The foreign ministers of South Korea and China held talks on Tuesday as Seoul explores ways to reopen denuclearisation negotiations with North Korea and resume cultural exports, such as K-pop music and movies, to China.
South Korea's top diplomat, Park Jin, arrived in the eastern port city of Qingdao on Monday for meetings with Chinese Foreign Minister Wang Yi, in the first high-level visit to China by a member of President Yoon Suk-yeol's administration.
The talks come amid intensifying Sino-US rivalry, and Park was also expected to reassure Beijing about bilateral ties despite stronger ties with Washington and tensions over Taiwan.
Wang said both sides should remain "independent, free from external obstacles and influences", and respect each other's issues of important concerns.
"We must uphold a 'win-win' position to protect stable and smooth supply chains and industrial networks, and should not interfere in each other's internal affairs based on equality and respect," he said, according to the Yonhap news agency.

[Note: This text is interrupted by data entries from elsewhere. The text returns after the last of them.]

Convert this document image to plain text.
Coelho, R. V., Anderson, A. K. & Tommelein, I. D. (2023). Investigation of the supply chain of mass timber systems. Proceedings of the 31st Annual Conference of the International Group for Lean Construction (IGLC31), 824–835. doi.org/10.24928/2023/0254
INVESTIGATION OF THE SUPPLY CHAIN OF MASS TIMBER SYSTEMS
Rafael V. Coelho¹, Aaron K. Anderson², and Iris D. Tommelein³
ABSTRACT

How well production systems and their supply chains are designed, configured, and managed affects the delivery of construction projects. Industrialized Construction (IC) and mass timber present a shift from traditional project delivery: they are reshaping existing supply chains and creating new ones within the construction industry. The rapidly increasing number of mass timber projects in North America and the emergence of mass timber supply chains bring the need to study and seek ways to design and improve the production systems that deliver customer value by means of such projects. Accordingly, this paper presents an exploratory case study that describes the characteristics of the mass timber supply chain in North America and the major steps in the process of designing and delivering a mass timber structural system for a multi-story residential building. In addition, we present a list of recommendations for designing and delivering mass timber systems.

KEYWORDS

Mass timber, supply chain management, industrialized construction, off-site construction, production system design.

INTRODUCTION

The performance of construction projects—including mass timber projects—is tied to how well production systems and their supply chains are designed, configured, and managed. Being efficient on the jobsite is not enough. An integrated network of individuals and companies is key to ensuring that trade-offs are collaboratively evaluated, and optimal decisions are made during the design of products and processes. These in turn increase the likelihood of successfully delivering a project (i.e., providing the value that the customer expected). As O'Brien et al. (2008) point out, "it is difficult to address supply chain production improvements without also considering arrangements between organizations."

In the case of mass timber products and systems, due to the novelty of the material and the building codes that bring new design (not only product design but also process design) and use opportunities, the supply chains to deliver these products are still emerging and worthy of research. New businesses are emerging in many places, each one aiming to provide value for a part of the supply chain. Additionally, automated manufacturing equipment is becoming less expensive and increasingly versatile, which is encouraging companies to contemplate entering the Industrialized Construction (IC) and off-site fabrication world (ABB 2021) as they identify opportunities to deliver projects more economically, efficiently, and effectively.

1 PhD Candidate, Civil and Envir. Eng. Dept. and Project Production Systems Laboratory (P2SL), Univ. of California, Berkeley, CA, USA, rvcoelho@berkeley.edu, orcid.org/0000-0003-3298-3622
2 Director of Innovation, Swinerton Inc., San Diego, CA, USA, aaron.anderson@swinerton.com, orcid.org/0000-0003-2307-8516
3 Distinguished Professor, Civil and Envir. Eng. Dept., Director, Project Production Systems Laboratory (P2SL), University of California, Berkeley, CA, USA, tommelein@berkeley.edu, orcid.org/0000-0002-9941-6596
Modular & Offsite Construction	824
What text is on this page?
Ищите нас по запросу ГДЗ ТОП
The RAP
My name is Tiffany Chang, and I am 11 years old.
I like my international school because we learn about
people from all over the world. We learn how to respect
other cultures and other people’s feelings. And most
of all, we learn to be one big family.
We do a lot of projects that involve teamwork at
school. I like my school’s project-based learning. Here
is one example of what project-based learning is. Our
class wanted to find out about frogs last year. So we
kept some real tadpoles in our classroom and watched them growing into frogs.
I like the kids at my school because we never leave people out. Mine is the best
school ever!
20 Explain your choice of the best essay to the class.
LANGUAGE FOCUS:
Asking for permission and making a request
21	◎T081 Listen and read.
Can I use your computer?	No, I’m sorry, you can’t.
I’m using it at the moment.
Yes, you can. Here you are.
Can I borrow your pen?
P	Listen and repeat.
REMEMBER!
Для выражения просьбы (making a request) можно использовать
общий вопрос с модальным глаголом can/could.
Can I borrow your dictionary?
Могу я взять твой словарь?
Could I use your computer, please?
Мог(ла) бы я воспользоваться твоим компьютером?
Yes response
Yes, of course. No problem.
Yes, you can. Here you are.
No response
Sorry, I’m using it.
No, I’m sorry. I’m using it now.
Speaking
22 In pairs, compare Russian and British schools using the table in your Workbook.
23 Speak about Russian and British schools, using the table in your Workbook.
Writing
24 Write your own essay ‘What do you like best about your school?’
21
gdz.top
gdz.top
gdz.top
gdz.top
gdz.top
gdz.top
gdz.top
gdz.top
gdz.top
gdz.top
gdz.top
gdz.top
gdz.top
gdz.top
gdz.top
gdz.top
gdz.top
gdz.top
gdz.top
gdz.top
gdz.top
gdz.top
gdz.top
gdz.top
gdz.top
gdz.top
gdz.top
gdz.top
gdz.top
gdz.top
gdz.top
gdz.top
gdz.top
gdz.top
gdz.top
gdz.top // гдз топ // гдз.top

Park said the two countries should foster common interests based on mutual respect and universal values and norms as the relationship marks its 30th anniversary this year.
He said before leaving for China on Monday that South Korea's position of respecting one China remains unchanged, but maintaining peace and stability in the Taiwan Strait is essential to regional security and prosperity.
Park also asked for China's constructive role in persuading North Korea to choose dialogue, not provocations, as the Yoon administration seeks to curb the reclusive country's weapons tests and restart denuclearisation talks, which have stalled since 2019.
"The peace and stability on the Korean peninsula are under unprecedented threats," he told Wang at the outset of the talks.
"Based on the consistent principle of North Korea's complete denuclearisation, we will respond sternly to provocations and always keep the door for dialogue open."
Park also said on Twitter before the talks that he would propose joint action plans to strengthen relations and discuss the issue of stabilising global supply chains.
Also high on the agenda was boosting cultural and people-to-people exchanges as well as restarting exports of K-pop and Korean movies, dramas and games, which have been effectively banned amid tension over the THAAD US missile defence system stationed in South Korea, Park said.
Both sides face a potential flare-up over THAAD and Seoul's possible participation in a US-led chip alliance involving Taiwan and Japan, which China opposes.
China argues THAAD's powerful radar could peer into its airspace, and sharply cut trade and cultural imports with South Korea after Seoul announced the system's deployment in 2016, dealing a major blow to bilateral relations.